Stałem pod jej drzwiami w Spandau. Zadzwoniłem i niespokojnie czekałem. Przytłaczająca cisza. Szare i brudne wydawało się tutaj wszystko, chociaż osiedlowe uliczki utrzymywano w pedantycznym porządku. Powietrze przesycała wilgoć, na horyzoncie znowu zebrało się kilka burzowych chmur. A jeśli nikt mi nie otworzy? Może umarła? Może leży martwa w korytarzu albo padła jak długa na laminatowej podłodze w pokoju? Zadzwoniłem jeszcze raz. Czasami tylko głośno słuchała muzyki albo wyłączała dzwonek, żeby mieć spokój.
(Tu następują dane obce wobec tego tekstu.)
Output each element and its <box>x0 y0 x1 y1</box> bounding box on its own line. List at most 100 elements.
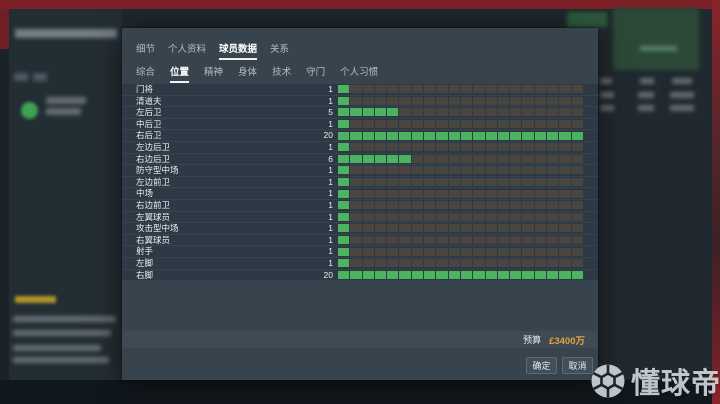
position-row[interactable]: 门将 1 <box>122 84 598 95</box>
position-row[interactable]: 右脚 20 <box>122 269 598 281</box>
bar-segment-filled <box>338 224 350 233</box>
tab-player-data[interactable]: 球员数据 <box>219 44 258 60</box>
bar-segment-filled <box>399 154 411 163</box>
bar-segment-empty <box>436 85 448 94</box>
bar-segment-empty <box>485 154 497 163</box>
position-row[interactable]: 中场 1 <box>122 188 598 199</box>
bar-segment-empty <box>436 178 448 187</box>
bar-segment-empty <box>510 259 522 268</box>
position-row[interactable]: 右后卫 20 <box>122 130 598 141</box>
bar-segment-empty <box>424 154 436 163</box>
position-label: 右翼球员 <box>136 234 171 245</box>
position-row[interactable]: 射手 1 <box>122 246 598 257</box>
position-row[interactable]: 防守型中场 1 <box>122 165 598 176</box>
bar-segment-filled <box>436 270 448 279</box>
position-row[interactable]: 左脚 1 <box>122 257 598 269</box>
subtab-physical[interactable]: 身体 <box>238 67 258 78</box>
position-row[interactable]: 左边后卫 1 <box>122 141 598 153</box>
tab-relations[interactable]: 关系 <box>270 44 290 55</box>
bar-segment-empty <box>436 154 448 163</box>
bar-segment-empty <box>547 189 559 198</box>
background-pitch-line <box>640 46 677 51</box>
bar-segment-filled <box>387 270 399 279</box>
position-row[interactable]: 右边后卫 6 <box>122 153 598 165</box>
bar-segment-empty <box>362 96 374 105</box>
position-row[interactable]: 清道夫 1 <box>122 95 598 107</box>
background-blurred-text <box>46 97 86 104</box>
bar-segment-empty <box>522 236 534 245</box>
bar-segment-filled <box>436 131 448 140</box>
bar-segment-empty <box>424 166 436 175</box>
background-blurred-text <box>46 108 81 115</box>
bar-segment-empty <box>399 108 411 117</box>
bar-segment-empty <box>350 120 362 129</box>
position-row[interactable]: 中后卫 1 <box>122 118 598 130</box>
bar-segment-empty <box>534 247 547 256</box>
bar-segment-empty <box>399 96 411 105</box>
bar-segment-empty <box>485 178 497 187</box>
bar-segment-empty <box>522 189 534 198</box>
bar-segment-empty <box>571 212 583 221</box>
bar-segment-empty <box>547 178 559 187</box>
position-value: 1 <box>328 199 333 210</box>
tab-details[interactable]: 细节 <box>136 44 156 55</box>
bar-segment-empty <box>448 143 460 152</box>
bar-segment-empty <box>448 189 460 198</box>
bar-segment-empty <box>473 166 485 175</box>
bar-segment-empty <box>411 143 424 152</box>
bar-segment-empty <box>547 85 559 94</box>
bar-segment-empty <box>350 236 362 245</box>
bar-segment-empty <box>485 247 497 256</box>
bar-segment-empty <box>510 166 522 175</box>
background-blurred-chip <box>33 73 47 81</box>
position-label: 左边后卫 <box>136 141 171 152</box>
bar-segment-empty <box>534 201 547 210</box>
position-row[interactable]: 左边前卫 1 <box>122 176 598 188</box>
position-row[interactable]: 右翼球员 1 <box>122 234 598 246</box>
bar-segment-empty <box>547 120 559 129</box>
bar-segment-filled <box>338 131 350 140</box>
bar-segment-empty <box>350 212 362 221</box>
bar-segment-empty <box>473 236 485 245</box>
subtab-overall[interactable]: 综合 <box>136 67 156 78</box>
bar-segment-empty <box>522 143 534 152</box>
bar-segment-filled <box>473 131 485 140</box>
bar-segment-empty <box>436 201 448 210</box>
subtab-habits[interactable]: 个人习惯 <box>340 67 379 78</box>
bar-segment-empty <box>522 259 534 268</box>
bar-segment-empty <box>522 201 534 210</box>
subtab-position[interactable]: 位置 <box>170 67 190 83</box>
bar-segment-empty <box>485 224 497 233</box>
bar-segment-filled <box>411 131 424 140</box>
position-row[interactable]: 右边前卫 1 <box>122 199 598 211</box>
cancel-button[interactable]: 取消 <box>562 357 593 374</box>
position-value: 1 <box>328 188 333 199</box>
position-row[interactable]: 左翼球员 1 <box>122 211 598 223</box>
bar-segment-empty <box>547 212 559 221</box>
position-row[interactable]: 攻击型中场 1 <box>122 223 598 234</box>
position-row[interactable]: 左后卫 5 <box>122 107 598 118</box>
bar-segment-filled <box>338 247 350 256</box>
position-label: 左后卫 <box>136 107 162 118</box>
bar-segment-empty <box>473 178 485 187</box>
bar-segment-empty <box>473 85 485 94</box>
bar-segment-empty <box>559 247 571 256</box>
bar-segment-empty <box>522 154 534 163</box>
tab-profile[interactable]: 个人资料 <box>168 44 207 55</box>
bar-segment-empty <box>411 201 424 210</box>
bar-segment-empty <box>485 189 497 198</box>
subtab-mental[interactable]: 精神 <box>204 67 224 78</box>
subtab-technical[interactable]: 技术 <box>272 67 292 78</box>
bar-segment-empty <box>497 259 510 268</box>
bar-segment-empty <box>534 189 547 198</box>
bar-segment-empty <box>485 120 497 129</box>
background-blurred-text <box>13 316 116 322</box>
bar-segment-empty <box>424 201 436 210</box>
ok-button[interactable]: 确定 <box>526 357 557 374</box>
position-label: 右边前卫 <box>136 199 171 210</box>
bar-segment-empty <box>399 143 411 152</box>
position-label: 左边前卫 <box>136 176 171 187</box>
subtab-goalkeeping[interactable]: 守门 <box>306 67 326 78</box>
bar-segment-empty <box>350 189 362 198</box>
bar-segment-empty <box>460 236 473 245</box>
Już sięgałem po komórkę, kiedy usłyszałem jej kroki. Nigdy nie była typem sportowym. Pamiętam z dzieciństwa, że na wakacjach całymi dniami siedziała pod parasolem słonecznym na plaży i patrzyła na morze. Ciało miała ociężałe i obrzmiałe. Nie wiedziałem, dlaczego. Wstyd mi było, kiedy na nią patrzyłem, bo pragnąłem mieć piękną, godną pożądania matkę, której wszyscy by mi zazdrościli, taką, która się elegancko ubiera, o ciemnych włosach, tak jak na zdjęciach z młodości. Ale od lat objadała się słodyczami, za sosami na maśle wręcz przepadała, płacąc za ten brak umiaru rosnącym poziomem cukru we krwi, jak się później dowiedziałem. Cukrzyca wieku podeszłego, brzmiało rozpoznanie, od kilku lat musiała trzy razy dziennie wstrzykiwać sobie insulinę. Jednym z najgorszych jej nawyków, dziwactwem, które wciąż na nowo mnie złościło i prześladowało przez całe dzieciństwo, były te jej wciąż zmieniane peruki, atrybut pewnej siebie kobiety lat sześćdziesiątych, jak głosiły reklamy. Któregoś razu wróciłem z przedszkola wcześniej, a tu otwiera mi jakaś obca osoba o włosach w kolorze byczej krwi, takim samym jak drzwi wejściowe. Patrzyłem na nią przerażony. Kto to jest? Gdzie mama? Pomyliłem numer domu czy co, a może rodzice już tu nie mieszkają? I co ja teraz zrobię? Dopiero brzmienie jej głosu przywróciło mnie do rzeczywistości.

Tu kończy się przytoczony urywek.